There are 0 parameters, and schema description coverage is 100%, so no parameter documentation is needed. The description adds value by explaining the scope ('all researchers in the network') and data sources, which compensates for the lack of parameters. Baseline for 0 parameters is 4, as it provides necessary context beyond the empty schema.

Input schemas describe structure but not intent. Descriptions should explain non-obvious parameter relationships and valid value ranges.

Purpose5/5

Does the description clearly state what the tool does and how it differs from similar tools?

The description clearly states the tool's purpose: 'Get geographic affiliations for all researchers in the network.' It specifies the verb ('Get'), resource ('geographic affiliations'), and scope ('all researchers in the network'). It distinguishes from siblings like 'get_profile' (individual researcher) and 'list_researchers' (likely just listing names).

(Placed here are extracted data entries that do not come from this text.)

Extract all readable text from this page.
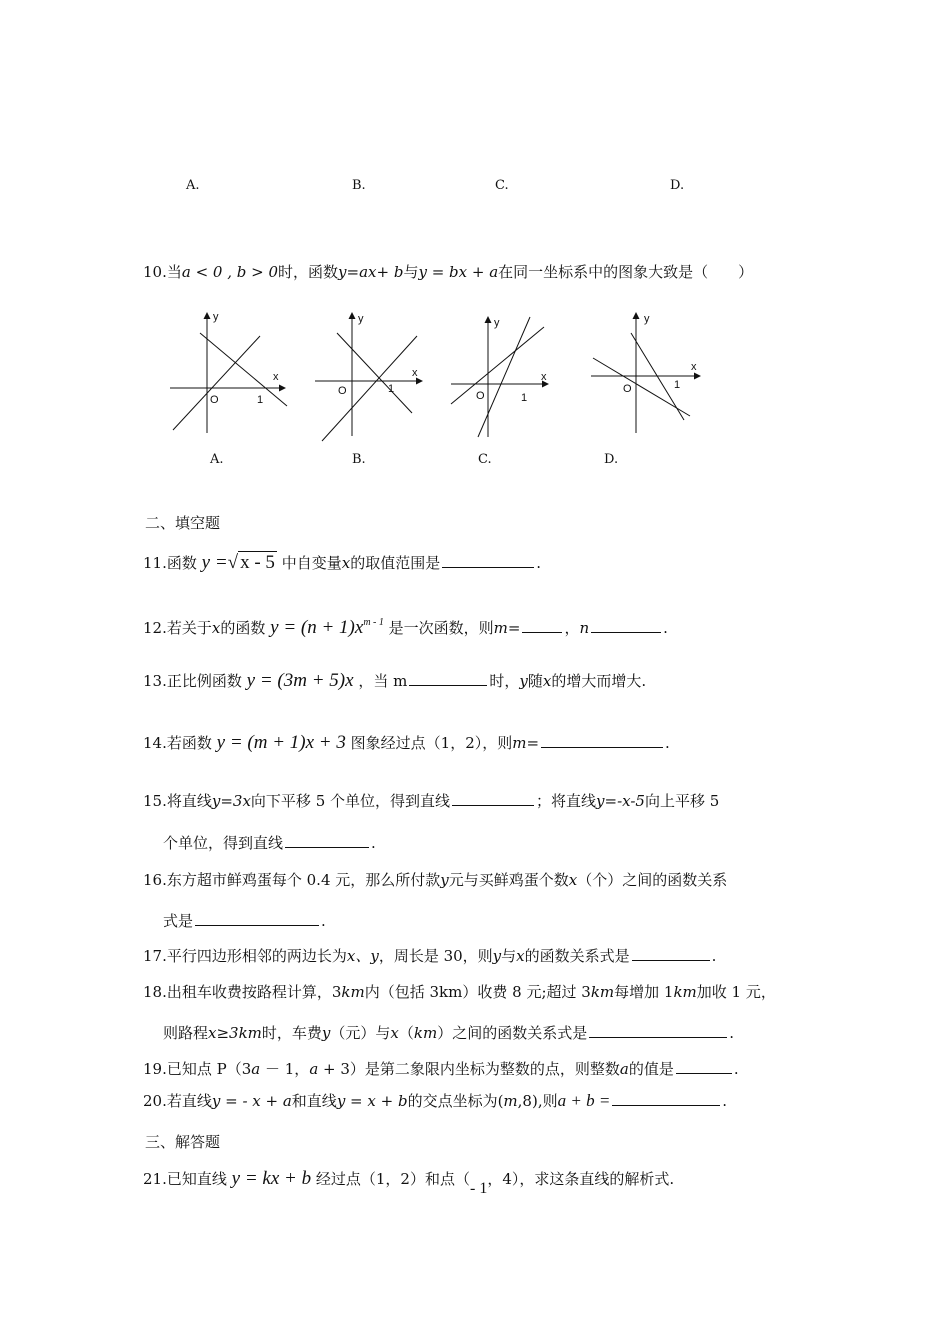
A.	B.	C.	D.
10.当a < 0 , b > 0时，函数y=ax+ b与y = bx + a在同一坐标系中的图象大致是（　　）
y
x
O	1
y
x
O	1
y
x
O	1
y
x
O	1
A.	B.	C.	D.
二、填空题
11.函数 y =√ x - 5 中自变量x的取值范围是	.
12.若关于x的函数 $y = (n + 1)x^{m - 1}$ 是一次函数，则m=	，n	.
13.正比例函数 y = (3m + 5)x ，当 m	时，y随x的增大而增大.
14.若函数 y = (m + 1)x + 3 图象经过点（1，2），则m=	.
15.将直线y=3x向下平移 5 个单位，得到直线	；将直线y=-x-5向上平移 5
个单位，得到直线	.
16.东方超市鲜鸡蛋每个 0.4 元，那么所付款y元与买鲜鸡蛋个数x（个）之间的函数关系
式是	.
17.平行四边形相邻的两边长为x、y，周长是 30，则y与x的函数关系式是	.
18.出租车收费按路程计算，3km内（包括 3km）收费 8 元;超过 3km每增加 1km加收 1 元，
则路程x≥3km时，车费y（元）与x（km）之间的函数关系式是	.
19.已知点 P（3a － 1，a + 3）是第二象限内坐标为整数的点，则整数a的值是	.
20.若直线y = - x + a和直线y = x + b的交点坐标为(m,8),则a + b =	.
三、解答题
21.已知直线 y = kx + b 经过点（1，2）和点（- 1，4），求这条直线的解析式.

Agents choose between tools based on descriptions. A clear purpose with a specific verb and resource helps agents select the right tool.

Usage Guidelines4/5

Does the description explain when to use this tool, when not to, or what alternatives exist?

The description provides clear context: 'Useful for understanding the geographic distribution of the research network.' This indicates when to use it—for geographic analysis—but does not explicitly state when not to use it or name alternatives. For example, it doesn't specify if 'get_context' or 'list_researchers' might be better for non-geographic purposes.

Agents often have multiple tools that could apply. Explicit usage guidance like "use X instead of Y when Z" prevents misuse.